Everyone will have different gripes based on previous experience.

I once religiously wrote Doxygen (aka javadoc) comments for all my C code. Eventually I realized it was just very verbose red tape that added little value. In C no-one bothers to actually generate or read the generated Doxygen HTML output. It's just waste. Granted in Java this is not the case as javadoc is more permeated into the culture. Anywho, personally I'm glad the Go designers went with something more lightweight that focuses on the essentials. All just personal preferences...

WRT logging, can it be done right? I think in most circumstances the right answer is to not log anything at all. Logging poisons the code you are writing, forcing the user of your code to relate to the same logging APIs as you choose. Maybe they will have 10s, 100s of different logging APIs to relate to in the final program. If you are writing reusable code for others I think the answer is to avoid logging to the largest extent possible. Otherwise do something really simple that the user of your code can control if they want or not.


Especially given I just commented on another thread that I was surprised at a suggestion Go might “become the next PHP”, these are much more compelling complaints than what I usually encounter.

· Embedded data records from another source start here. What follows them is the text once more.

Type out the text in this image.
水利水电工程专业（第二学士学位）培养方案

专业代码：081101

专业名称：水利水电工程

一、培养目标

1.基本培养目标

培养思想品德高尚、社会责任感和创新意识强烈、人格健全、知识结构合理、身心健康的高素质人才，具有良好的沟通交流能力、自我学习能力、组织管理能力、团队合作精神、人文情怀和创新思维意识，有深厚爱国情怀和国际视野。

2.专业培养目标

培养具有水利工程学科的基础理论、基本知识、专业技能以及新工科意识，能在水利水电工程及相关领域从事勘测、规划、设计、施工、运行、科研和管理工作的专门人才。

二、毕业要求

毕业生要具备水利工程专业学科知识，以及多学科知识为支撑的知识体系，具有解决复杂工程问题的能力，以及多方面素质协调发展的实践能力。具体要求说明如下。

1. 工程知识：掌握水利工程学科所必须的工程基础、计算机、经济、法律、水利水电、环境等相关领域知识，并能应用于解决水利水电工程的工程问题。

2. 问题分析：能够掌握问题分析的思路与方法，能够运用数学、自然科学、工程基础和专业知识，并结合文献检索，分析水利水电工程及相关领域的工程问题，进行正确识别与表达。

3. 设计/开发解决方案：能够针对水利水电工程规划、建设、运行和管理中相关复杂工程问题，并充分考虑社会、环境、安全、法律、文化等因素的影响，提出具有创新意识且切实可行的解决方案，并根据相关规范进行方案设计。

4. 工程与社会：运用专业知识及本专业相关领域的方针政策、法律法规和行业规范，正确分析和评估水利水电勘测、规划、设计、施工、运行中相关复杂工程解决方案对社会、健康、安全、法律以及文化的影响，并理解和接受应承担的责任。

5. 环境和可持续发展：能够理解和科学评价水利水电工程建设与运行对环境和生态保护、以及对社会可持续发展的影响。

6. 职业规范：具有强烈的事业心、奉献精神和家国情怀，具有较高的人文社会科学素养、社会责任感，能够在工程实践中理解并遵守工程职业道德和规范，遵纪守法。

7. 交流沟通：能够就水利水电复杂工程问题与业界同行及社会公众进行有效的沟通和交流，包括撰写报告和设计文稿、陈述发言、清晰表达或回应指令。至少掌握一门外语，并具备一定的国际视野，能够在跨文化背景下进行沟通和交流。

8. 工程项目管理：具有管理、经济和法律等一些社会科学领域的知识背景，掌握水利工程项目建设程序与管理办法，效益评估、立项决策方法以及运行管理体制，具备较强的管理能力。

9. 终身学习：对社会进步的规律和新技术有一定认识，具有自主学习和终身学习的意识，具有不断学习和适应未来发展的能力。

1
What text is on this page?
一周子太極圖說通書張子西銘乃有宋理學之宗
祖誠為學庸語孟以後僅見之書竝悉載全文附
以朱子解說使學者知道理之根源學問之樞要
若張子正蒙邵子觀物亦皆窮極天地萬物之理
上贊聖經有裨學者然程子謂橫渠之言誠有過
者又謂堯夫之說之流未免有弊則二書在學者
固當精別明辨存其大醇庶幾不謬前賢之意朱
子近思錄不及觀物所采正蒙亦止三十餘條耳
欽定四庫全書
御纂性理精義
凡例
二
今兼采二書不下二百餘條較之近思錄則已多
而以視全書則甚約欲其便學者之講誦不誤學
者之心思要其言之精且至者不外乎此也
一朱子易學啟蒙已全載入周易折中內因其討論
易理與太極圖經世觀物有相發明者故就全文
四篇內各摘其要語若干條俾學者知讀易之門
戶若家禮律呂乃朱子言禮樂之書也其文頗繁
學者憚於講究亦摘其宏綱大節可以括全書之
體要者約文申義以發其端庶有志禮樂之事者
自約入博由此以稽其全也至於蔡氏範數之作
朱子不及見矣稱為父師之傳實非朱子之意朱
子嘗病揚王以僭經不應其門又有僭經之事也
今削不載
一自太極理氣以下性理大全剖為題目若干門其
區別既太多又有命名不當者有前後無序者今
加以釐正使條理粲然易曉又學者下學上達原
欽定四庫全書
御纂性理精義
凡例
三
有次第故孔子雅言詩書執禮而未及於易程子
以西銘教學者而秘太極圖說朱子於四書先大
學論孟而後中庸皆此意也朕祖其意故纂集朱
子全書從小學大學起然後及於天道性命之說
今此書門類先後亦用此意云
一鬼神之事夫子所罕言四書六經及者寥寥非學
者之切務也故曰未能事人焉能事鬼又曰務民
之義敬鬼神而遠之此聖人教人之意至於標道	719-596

I’m not a Go dev so I only have a fuzzy view into the actual dev experience. But I would never have imagined that you’re expected to make struct types public in order to return instances. That’s a baseline expectation of hiding implementation details right? Along with logging levels, I’m shocked that this is more painful than in typical JS/TS setups.


> I would never have imagined that you’re expected to make struct types public in order to return instances

You can return unexported ("private") instances; for example this is perfectly valid:

  type unexport struct {
      Str string
  }
  
  func (unexport) Method() string { return "export" }
  
  func NewUnexport() unexport {
      return unexport{Str: "asd"}
  }

And you can get/set the exported Str field from another package without problems, as well as call the exported Method.

You don't even need to make an unexport package type and can use an anonymous struct or type declared in the function too, although you can't add any methods like this and is often cumbersome because you need to declare the anonymous struct more than one.

And, of course, you can make parts of a struct private by just not exporting them. It's really not all that different to how OOP languages work with public/private, except that visibility is dictated in the name itself.


You can make the type itself public without making the fields public. This means someone could hypothetically create one of your structs without using the "New" function you provide, but it's not an issue in practice. And if you really want to avoid exporting your struct at all, you can always just return an interface.


> And if you really want to avoid exporting your struct at all, you can always just return an interface.

This is what I think most TypeScript libraries should be doing, but every bit of inertia makes it unlikely. In all honesty I think type systems should be designed around contracts/protocols and make concrete types private by default. Sure it’s a lot of ceremony, but it’s less ceremony than human communication in emails and issue threads to clarify that undocumented features are undocumented on purpose.


Want to see logging done right? IMO, Microsoft.Extensions.Logging is just the right amount of abstraction to be easily understood and extremely extensible.